I got an email from a reader a couple of days ago who is in the process of starting a running blog. He was asking about how to build a blog audience and how to grow traffic (among other things). The email reminded me that I started another site several months ago to answer questions just like this, so I crafted a post in which I described the growth of Runblogger traffic over the past 5 years (hard to believe that I’ve now been at it that long!).
The basic point I was trying to make in that post was that one needs to be both patient and persistent when launching and growing new blog. It takes time and a lot of hard work to build a successful website, and there are a lot of things that need to be done to build an audience.
This morning a friend retweeted the link to the post and made the comment that blogging is lot like running in that sense. Results are not instantaneous, and to get the desired outcome (running a PR, finishing a marathon, having a traffic breakthrough, getting a link from a high-traffic site) you need to put in work over a long period of time. I hadn’t really considered the parallels when writing the initial post, but upon reflection it’s very true. Running and blogging require a similar mindset – persistence, hard work, and a long-term approach pay off for both.
To finish your first marathon, you need to train for months, do varied workouts, hit your long runs, and log lots and lots of miles. Many of these miles will be lonely, where it’s just you and the road below your feet. But you get stronger each week, your endurance improves. You start setting PR’s at shorter races, and they drive you to continue your quest. And one day you cross the finishline after running 26.2 miles, and all that work has paid off. Your life has changed forever.
In a similar manner, starting a new blog with a goal of having it develop an audience requires lots and lots of writing, much of it done in obscurity (at least initially). It might take a year before you see any measurable traffic hitting your site (this was my experience). But with each post you hone your craft, you learn what you’re good at, and you get better at what you do. You also learn tricks that help you to reach your goal – leveraging social media, guest blogging, SEO, working with marketers, etc. And one day you realize that your blog has become something you could never had imagined it would become. For me, my blog became my job.
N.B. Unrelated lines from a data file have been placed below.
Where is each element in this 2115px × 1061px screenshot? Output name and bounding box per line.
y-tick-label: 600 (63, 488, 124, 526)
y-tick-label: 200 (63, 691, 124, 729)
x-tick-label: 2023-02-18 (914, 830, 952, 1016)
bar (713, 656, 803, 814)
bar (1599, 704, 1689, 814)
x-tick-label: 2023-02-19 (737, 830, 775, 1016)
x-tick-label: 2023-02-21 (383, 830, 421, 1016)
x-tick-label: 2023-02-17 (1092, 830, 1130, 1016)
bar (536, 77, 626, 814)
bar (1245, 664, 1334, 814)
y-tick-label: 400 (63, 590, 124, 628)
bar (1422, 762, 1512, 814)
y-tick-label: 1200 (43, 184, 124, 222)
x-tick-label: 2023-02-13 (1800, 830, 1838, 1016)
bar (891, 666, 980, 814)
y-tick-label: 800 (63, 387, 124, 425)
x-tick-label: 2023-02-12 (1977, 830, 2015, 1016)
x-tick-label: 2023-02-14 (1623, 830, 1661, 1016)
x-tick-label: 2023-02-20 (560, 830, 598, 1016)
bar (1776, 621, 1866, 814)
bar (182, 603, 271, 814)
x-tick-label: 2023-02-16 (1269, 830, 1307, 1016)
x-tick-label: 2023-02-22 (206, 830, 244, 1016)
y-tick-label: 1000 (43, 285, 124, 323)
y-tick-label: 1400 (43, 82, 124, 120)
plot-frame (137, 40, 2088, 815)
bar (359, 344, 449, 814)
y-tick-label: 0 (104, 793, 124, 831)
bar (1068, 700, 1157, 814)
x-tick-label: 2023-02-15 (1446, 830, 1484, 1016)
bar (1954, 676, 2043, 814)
So if I had one piece of advice for a new running blogger, it would be to approach blogging like you would a marathon. Don’t expect to be able to cross that finishline on day one, it just doesn’t work like that. Work hard, write a lot, and study the craft. Thank your mom/spouse/significant other for being your only visitor those first few months. A long-term approach is required for the vast majority of us. But, if you stick with it, good things can happen. Just like finishing that first marathon, blogging can change your life.
Now that you mention it, it’s true! Also because I think you have to genuinely enjoy what you are doing for its own sake, whether it’s logging in that long run on a rainy Saturday or posting a blog to nobody.